On the dais, Genomatica's chief executive, Christopher Gann, discussed his firm's biobased routes to standard bulk chemicals. While some industrial biotech companies are developing plastics and other end-use materials, the San Diego-based start-up is targeting chemical intermediates. It plans to scale up its technology in a demonstration plant for 1,4-butanediol, used to make spandex and other materials.

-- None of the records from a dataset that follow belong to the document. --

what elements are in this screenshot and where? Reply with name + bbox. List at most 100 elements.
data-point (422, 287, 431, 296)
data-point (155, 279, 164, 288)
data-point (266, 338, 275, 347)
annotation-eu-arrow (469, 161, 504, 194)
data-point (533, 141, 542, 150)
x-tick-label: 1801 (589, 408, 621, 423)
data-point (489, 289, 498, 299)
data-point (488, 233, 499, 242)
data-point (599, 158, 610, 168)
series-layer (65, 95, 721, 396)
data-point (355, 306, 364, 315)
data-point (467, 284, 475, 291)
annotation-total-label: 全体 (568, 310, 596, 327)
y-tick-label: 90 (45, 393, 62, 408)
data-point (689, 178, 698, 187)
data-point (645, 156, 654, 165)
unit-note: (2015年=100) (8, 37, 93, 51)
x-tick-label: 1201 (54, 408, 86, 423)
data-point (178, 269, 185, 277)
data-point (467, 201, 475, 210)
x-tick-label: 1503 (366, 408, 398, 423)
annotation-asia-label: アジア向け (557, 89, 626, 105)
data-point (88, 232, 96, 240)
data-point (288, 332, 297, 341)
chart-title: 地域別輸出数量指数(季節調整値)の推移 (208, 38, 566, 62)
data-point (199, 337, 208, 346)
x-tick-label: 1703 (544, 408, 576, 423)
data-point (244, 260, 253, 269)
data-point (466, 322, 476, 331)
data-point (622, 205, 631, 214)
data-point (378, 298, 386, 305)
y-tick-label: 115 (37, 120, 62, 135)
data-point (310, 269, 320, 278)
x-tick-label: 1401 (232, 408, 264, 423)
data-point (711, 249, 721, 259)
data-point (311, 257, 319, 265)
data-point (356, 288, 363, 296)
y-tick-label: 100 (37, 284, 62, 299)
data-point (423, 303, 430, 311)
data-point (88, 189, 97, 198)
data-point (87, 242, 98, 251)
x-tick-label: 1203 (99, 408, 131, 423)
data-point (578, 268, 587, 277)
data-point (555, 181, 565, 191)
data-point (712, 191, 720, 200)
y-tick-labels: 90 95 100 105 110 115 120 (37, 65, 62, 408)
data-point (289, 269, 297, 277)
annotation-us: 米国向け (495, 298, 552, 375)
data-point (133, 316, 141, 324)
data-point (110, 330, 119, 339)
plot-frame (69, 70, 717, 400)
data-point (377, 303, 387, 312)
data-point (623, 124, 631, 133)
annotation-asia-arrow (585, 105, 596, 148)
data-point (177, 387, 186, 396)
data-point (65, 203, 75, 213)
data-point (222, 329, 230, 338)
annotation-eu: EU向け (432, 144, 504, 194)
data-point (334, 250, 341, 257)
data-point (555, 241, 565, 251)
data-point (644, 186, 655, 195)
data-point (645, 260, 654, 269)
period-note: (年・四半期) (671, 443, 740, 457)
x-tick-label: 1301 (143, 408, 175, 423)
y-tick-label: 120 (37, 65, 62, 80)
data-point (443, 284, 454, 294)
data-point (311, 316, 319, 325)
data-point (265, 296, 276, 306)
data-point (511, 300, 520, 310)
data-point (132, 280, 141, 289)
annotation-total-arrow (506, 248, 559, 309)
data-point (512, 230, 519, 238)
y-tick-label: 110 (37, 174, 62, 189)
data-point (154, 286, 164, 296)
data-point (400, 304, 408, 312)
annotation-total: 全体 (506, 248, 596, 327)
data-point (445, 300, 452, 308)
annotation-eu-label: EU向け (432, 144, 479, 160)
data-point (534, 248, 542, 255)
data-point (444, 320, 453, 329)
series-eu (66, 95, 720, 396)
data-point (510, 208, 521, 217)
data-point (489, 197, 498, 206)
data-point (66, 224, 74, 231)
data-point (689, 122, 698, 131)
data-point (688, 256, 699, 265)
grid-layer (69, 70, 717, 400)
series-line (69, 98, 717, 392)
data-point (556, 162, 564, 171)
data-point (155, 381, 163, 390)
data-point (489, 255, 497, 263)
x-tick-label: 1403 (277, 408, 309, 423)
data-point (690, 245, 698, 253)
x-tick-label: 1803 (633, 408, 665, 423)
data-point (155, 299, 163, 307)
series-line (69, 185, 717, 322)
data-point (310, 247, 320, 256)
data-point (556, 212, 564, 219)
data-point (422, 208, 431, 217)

Using 30% less energy and producing 25% less carbon dioxide, the company's process has a cost advantage over synthetic production, even with oil prices around $40 per barrel, Gann told C&EN. Falling prices for sugar, the raw material consumed in Genomatica's process, have benefited the calculation.
Unfortunately in today's economic climate, Gann explained, the chemical industry's focus has shifted away from long-term efforts on green technology to short-term concerns about cost reduction and company survival.
He's optimistic, however, that once companies get past "survival mode" they'll get back on track toward efficient, safe, and environmentally benign processes. "Through biomanufacturing, significant strides are possible toward sustainable chemicals," Gann said. "Many large, successful companies are implementing such processes and doing it profitably."
More closely linked to pharmaceutical industry interests, Ronald Gebhard, R&D director for DSM's pharmaceutical products division, spoke at the breakfast about producing materials using both biological and chemical tools, including catalysis.
Just two days before, DSM Principal Scientist Peter Poechlauer described a continuous microreactor-based process the company uses to make active pharmaceutical ingredients (APIs). Microreactors, DSM says, can allow hazardous reactions to be run safely and with a small operational footprint.
During Informex, DSM announced that it is joining the Pharmaceutical Roundtable of the American Chemical Society's Green Chemistry Institute as an associate member. Founded in 2005, the Roundtable is a partnership between the GCI and several major drug companies. Its mission is to encourage the integration of green chemistry and green engineering in the pharmaceutical industry.
Recently, according to DSM, GCI decided that companies significantly engaged in R&D or the manufacturing of intermediates and APIs for the drug industry could apply for membership. DSM is the first such company to join.